Finding conserved modules of co‐expression (complete subgraphs ‐ cliques) - labbces/sugarcane_RNAome GitHub Wiki

The clustering of gene expression results in distinct co-expression gene networks across the three datasets (varying in levels of inflation and cluster size), as detailed here.

Note: The 'efficiency' of the MCL clustering does not indicate a single 'best' cluster, as all clusterings appear to be at least acceptable. They do, however, help illustrate the relative advantages of each clustering.

As clustering for the 10 inflation values resulted in distinct co-expression gene modules across the three datasets, we decided to develop an approach to identify highly conserved modules across all inflation values – modules where the gene set remains similar regardless of the inflation value used.

To identify conserved modules, I opted to analyze module overlap by computing the Jaccard and Overlap coefficients.

The Jaccard coefficient measures similarity between finite sample sets and is defined as the size of the intersection divided by the size of the union of the sample sets:

$J(A, B) = \frac{{|A \cap B|}}{{|A \cup B|}}$

Some modules are quite large, and consequently, the Jaccard coefficient resulted in low overlap values, even when a small subset is entirely contained within a larger set.

Therefore, I also computed the overlap coefficient, as it accounts for set sizes. It is calculated by dividing the size of the intersection of sets by the size of the smaller of the two sets:

$O(A, B) = \frac{{|A \cap B|}}{{\min(|A|, |B|)}}$

Using the smaller set size as the denominator provides insight into whether one set is an exact subset of the larger set.

I developed this script to calculate the Jaccard and Overlap coefficients between the clusters generated by MCL.
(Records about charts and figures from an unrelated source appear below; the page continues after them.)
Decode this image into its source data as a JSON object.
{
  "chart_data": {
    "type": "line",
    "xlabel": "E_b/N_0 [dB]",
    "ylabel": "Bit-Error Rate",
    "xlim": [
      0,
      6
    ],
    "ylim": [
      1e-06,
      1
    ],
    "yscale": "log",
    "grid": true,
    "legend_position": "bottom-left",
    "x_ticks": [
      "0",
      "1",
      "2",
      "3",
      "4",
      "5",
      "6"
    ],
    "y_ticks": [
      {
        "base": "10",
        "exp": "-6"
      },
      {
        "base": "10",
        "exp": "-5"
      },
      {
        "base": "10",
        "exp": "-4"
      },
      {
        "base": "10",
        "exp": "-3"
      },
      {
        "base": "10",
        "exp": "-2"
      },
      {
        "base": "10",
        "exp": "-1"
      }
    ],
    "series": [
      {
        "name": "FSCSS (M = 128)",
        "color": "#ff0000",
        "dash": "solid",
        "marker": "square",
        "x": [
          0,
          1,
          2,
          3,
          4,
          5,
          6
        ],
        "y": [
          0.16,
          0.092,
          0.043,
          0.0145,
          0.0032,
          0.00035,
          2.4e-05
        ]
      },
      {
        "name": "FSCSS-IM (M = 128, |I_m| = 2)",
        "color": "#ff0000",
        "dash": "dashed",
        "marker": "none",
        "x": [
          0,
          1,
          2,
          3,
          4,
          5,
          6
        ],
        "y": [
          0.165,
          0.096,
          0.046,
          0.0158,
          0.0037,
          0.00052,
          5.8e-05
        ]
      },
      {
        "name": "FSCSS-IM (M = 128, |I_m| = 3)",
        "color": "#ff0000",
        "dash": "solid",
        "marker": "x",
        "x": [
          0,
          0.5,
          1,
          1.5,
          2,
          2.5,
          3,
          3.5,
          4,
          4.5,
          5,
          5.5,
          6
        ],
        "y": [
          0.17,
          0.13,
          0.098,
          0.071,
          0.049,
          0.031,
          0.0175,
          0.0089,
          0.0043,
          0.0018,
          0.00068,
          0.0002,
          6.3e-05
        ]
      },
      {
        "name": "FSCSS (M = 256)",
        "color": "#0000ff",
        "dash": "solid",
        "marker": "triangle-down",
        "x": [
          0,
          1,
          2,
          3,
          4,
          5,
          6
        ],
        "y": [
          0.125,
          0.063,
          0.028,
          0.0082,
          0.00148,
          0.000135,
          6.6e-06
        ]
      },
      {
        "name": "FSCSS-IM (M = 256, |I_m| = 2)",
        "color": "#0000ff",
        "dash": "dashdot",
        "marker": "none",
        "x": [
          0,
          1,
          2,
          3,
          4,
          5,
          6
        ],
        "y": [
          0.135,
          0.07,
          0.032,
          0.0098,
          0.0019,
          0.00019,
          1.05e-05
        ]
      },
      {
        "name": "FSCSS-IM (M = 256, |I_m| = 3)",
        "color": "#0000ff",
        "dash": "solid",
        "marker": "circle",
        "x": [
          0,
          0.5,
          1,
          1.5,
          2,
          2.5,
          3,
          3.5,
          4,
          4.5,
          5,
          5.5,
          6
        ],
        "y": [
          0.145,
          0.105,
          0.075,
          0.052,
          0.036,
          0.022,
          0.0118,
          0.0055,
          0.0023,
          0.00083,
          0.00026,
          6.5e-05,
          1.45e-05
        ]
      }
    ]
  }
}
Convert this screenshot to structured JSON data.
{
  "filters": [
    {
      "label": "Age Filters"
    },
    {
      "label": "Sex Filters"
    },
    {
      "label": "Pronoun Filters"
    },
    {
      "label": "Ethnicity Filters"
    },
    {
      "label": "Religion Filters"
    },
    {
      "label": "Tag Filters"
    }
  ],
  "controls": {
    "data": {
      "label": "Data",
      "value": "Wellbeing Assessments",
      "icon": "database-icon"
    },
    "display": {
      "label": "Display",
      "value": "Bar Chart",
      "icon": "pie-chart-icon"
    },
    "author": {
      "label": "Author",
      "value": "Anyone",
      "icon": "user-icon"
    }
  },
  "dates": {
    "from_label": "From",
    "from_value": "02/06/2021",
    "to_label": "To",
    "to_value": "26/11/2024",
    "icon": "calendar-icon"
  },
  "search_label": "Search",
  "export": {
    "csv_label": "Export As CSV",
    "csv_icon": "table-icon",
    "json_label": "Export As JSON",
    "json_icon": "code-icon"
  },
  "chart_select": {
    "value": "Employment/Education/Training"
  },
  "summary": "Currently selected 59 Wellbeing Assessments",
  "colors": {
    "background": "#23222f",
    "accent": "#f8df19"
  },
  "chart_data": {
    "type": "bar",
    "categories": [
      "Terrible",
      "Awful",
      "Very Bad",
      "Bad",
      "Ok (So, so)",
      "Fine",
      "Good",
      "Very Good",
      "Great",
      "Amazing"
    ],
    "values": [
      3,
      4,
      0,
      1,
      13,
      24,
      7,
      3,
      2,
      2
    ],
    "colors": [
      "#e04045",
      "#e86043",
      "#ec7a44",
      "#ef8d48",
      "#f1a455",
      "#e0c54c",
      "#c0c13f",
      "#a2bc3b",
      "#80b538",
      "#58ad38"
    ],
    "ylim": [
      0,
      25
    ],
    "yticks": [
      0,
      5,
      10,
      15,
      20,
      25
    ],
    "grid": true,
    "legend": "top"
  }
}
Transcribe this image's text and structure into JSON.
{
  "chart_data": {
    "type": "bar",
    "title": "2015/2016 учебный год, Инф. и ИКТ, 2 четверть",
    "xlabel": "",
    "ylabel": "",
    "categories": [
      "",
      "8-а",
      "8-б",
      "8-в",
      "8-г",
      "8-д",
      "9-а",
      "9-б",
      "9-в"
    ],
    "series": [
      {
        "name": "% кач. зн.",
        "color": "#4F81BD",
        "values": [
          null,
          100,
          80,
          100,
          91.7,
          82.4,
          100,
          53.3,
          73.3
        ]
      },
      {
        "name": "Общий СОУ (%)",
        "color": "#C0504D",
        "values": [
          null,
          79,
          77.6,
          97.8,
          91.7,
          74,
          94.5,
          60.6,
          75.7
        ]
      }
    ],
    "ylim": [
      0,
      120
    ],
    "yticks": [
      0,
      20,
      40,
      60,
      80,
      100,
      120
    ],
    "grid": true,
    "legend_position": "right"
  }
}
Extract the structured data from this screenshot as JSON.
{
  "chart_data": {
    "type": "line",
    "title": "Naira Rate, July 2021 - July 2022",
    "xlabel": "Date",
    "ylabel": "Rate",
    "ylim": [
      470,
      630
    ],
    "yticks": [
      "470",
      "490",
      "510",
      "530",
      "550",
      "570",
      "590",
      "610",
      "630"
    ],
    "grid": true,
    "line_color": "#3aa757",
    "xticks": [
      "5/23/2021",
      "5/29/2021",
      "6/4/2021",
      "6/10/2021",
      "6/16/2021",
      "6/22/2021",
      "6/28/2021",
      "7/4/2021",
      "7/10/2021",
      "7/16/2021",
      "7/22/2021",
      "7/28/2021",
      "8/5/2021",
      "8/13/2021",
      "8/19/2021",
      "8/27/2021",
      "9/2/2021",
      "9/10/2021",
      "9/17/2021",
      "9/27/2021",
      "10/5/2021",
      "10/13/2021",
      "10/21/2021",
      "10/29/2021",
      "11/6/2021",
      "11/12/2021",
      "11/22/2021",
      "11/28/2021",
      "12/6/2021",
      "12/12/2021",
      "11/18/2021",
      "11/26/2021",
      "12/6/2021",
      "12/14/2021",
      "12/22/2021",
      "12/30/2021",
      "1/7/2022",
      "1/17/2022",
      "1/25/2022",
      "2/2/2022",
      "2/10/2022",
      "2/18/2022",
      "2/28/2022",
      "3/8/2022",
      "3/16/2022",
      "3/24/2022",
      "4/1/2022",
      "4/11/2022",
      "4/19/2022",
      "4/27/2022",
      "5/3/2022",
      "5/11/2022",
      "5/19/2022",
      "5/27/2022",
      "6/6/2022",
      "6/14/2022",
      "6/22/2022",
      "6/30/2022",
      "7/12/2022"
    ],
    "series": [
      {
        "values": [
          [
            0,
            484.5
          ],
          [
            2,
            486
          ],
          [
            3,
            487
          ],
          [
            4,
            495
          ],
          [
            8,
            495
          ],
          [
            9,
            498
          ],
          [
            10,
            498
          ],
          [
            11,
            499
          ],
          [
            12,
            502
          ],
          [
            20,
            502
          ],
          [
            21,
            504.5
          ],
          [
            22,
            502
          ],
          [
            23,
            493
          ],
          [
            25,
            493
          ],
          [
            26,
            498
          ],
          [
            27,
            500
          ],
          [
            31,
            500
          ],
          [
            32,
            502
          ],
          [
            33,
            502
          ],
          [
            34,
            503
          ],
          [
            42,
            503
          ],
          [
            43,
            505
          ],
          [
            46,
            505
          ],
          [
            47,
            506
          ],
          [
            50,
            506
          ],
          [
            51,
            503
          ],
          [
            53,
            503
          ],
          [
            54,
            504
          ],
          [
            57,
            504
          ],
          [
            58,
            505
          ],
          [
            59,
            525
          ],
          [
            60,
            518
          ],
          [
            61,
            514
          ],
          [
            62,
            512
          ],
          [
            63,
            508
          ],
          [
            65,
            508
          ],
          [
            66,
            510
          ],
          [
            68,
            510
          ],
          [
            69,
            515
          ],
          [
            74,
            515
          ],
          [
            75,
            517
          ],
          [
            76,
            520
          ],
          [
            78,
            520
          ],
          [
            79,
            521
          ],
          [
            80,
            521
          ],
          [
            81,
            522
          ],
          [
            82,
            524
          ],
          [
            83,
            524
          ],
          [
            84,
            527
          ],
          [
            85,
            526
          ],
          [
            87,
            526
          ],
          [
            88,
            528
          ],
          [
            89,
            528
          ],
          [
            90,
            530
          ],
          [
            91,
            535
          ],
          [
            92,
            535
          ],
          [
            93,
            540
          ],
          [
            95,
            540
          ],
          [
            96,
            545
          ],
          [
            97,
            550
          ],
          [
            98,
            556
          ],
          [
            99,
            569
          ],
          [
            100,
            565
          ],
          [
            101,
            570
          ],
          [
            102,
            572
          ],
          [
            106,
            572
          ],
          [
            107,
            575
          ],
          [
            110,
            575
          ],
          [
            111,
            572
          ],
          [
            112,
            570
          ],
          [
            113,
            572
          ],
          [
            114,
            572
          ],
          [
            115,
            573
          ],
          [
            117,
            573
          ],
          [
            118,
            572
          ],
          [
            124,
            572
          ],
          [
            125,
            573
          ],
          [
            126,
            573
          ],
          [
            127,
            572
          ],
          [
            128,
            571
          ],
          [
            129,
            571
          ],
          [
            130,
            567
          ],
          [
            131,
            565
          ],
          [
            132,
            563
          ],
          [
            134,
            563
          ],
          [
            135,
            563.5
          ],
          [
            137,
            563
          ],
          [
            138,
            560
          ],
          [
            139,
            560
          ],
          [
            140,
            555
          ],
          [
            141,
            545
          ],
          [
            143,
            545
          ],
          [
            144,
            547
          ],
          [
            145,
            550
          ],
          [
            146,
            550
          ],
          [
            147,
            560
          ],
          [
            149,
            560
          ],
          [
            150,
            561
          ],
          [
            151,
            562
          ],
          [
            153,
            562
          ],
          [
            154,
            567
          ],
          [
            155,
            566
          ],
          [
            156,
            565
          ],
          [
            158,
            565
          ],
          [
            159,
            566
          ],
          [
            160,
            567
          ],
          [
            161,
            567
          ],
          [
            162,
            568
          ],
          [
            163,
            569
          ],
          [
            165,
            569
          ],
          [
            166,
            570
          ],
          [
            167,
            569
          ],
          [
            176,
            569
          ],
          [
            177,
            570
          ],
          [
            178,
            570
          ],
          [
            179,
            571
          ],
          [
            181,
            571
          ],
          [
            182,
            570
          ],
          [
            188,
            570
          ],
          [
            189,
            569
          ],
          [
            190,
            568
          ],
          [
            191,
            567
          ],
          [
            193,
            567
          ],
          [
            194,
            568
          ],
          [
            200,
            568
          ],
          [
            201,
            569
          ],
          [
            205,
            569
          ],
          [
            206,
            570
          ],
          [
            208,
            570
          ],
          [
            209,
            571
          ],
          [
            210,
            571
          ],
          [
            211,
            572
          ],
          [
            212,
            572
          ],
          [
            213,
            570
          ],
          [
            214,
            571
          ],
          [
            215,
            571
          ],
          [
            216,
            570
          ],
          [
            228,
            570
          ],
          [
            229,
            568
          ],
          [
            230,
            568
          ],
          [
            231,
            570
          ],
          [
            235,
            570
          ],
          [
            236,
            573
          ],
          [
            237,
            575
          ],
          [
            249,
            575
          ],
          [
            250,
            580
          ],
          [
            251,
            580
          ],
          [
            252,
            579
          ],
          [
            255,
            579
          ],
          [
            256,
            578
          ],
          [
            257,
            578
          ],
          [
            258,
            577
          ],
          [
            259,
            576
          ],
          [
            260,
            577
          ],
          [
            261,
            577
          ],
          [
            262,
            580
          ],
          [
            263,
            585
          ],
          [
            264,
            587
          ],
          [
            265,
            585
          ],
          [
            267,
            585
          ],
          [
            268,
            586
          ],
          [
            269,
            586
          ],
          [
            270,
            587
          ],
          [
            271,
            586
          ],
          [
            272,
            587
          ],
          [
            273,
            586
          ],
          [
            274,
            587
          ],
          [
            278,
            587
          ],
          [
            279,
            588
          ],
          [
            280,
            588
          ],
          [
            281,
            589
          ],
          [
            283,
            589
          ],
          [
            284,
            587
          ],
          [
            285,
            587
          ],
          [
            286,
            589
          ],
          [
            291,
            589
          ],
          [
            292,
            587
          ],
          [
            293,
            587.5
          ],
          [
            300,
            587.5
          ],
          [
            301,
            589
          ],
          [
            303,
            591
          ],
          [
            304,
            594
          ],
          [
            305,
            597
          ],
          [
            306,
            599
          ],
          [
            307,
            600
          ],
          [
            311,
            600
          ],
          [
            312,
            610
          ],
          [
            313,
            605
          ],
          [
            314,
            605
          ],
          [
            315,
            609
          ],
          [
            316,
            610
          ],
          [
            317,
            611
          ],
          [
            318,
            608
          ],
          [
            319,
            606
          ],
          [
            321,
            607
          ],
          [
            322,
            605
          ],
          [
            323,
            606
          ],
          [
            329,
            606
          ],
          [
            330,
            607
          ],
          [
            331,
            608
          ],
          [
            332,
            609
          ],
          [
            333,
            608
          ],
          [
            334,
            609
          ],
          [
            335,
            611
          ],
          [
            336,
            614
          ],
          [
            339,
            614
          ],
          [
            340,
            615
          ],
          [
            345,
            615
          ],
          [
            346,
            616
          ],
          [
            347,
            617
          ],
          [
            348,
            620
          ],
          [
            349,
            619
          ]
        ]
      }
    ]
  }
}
With the overlap values of the modules, it's possible to identify conserved modules through clique searching.

I developed this script to use the igraph weighted cliques function to find cliques in the modules with overlap coefficient > 0.7. The result of this script is a file containing the names of the conserved clusters (cliques).

To extract genes from the conserved clusters, I developed this script. The result is one file for each conserved clique and its respective genes.

This result also includes information about the gene's relationship within the module

e.g., intersection, if the gene is part of the intersection of the modules (the gene is present in all cliques with overlap > 0.7), or;

disjoint if the gene is not present in the intersection of the modules.

These conserved co-expressed gene modules are used in subsequent steps for module expression visualization and annotation of module functions.